The Court added that any release of a draft decision infringes on the confidential internal deliberations of the Court.

Earlier this month, the Court also suspended Makati Regional Trial Court Judge Evelyn Arcaya-Chua for six months for receiving P100,000 in exchange for a favorable decision, even though she returned the money and the complaint against her was dropped.

In suspending Chua, the justices said the decision by the complainant to withdraw her complaint did not prevent the Court from conducting its own investigation and disciplining erring judges.

“The office of a judge is sacred and imbued with public interest. The need to maintain the public’s confidence in the judiciary cannot be made to depend solely on the whims and caprices of complainants who are, in a real sense, only witnesses therein,” said the Court.

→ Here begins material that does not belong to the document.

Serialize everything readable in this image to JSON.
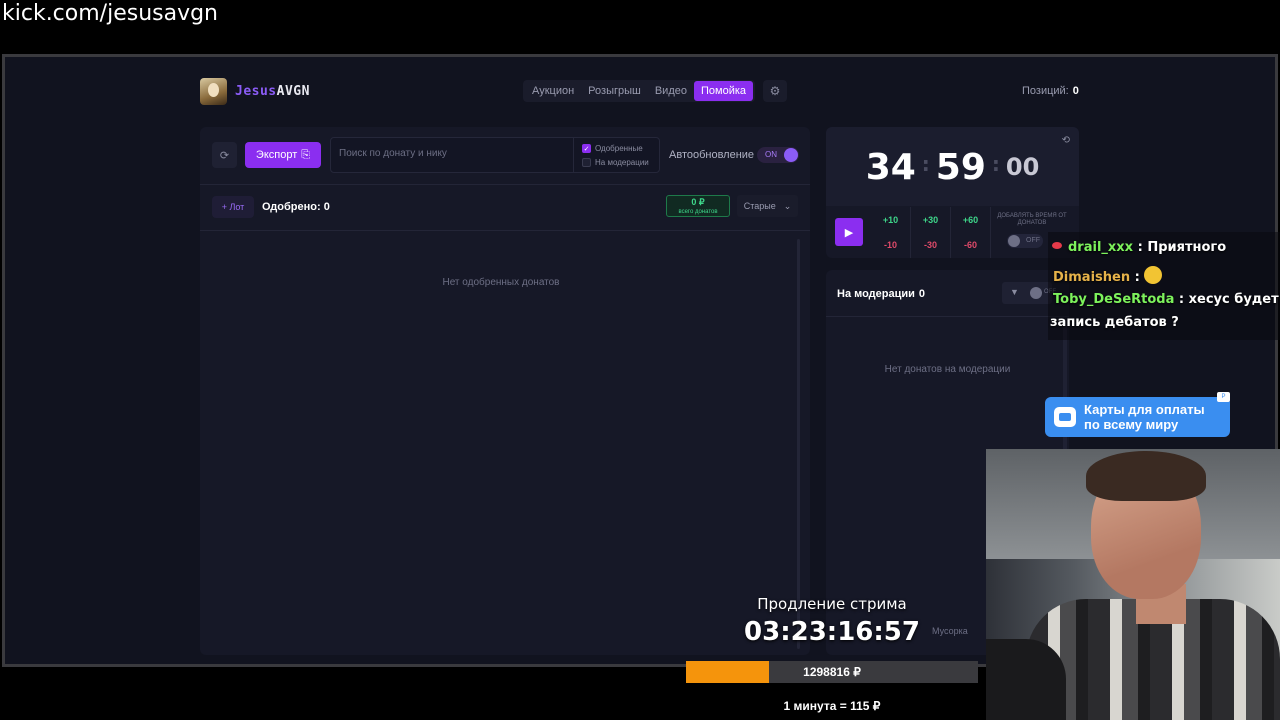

The Court said “most telling of all the circumstances pointing to respondent’s guilt was the ‘unwavering stance’” of a witness that Chua solicited and received P100,000 in exchange for a favorable ruling in her cases.

With public confidence already shaken by scandals in the Court of Appeals, recent efforts to clean House can only be seen as a welcome development.

We wonder, however, if what appears to be a mild sanction in the case of the regional trial court judge might be seen as a mere slap on the wrist. After all, if the Court was convinced the judge solicited money in exchange for a favorable ruling, wouldn’t that be the ultimate betrayal of the public trust?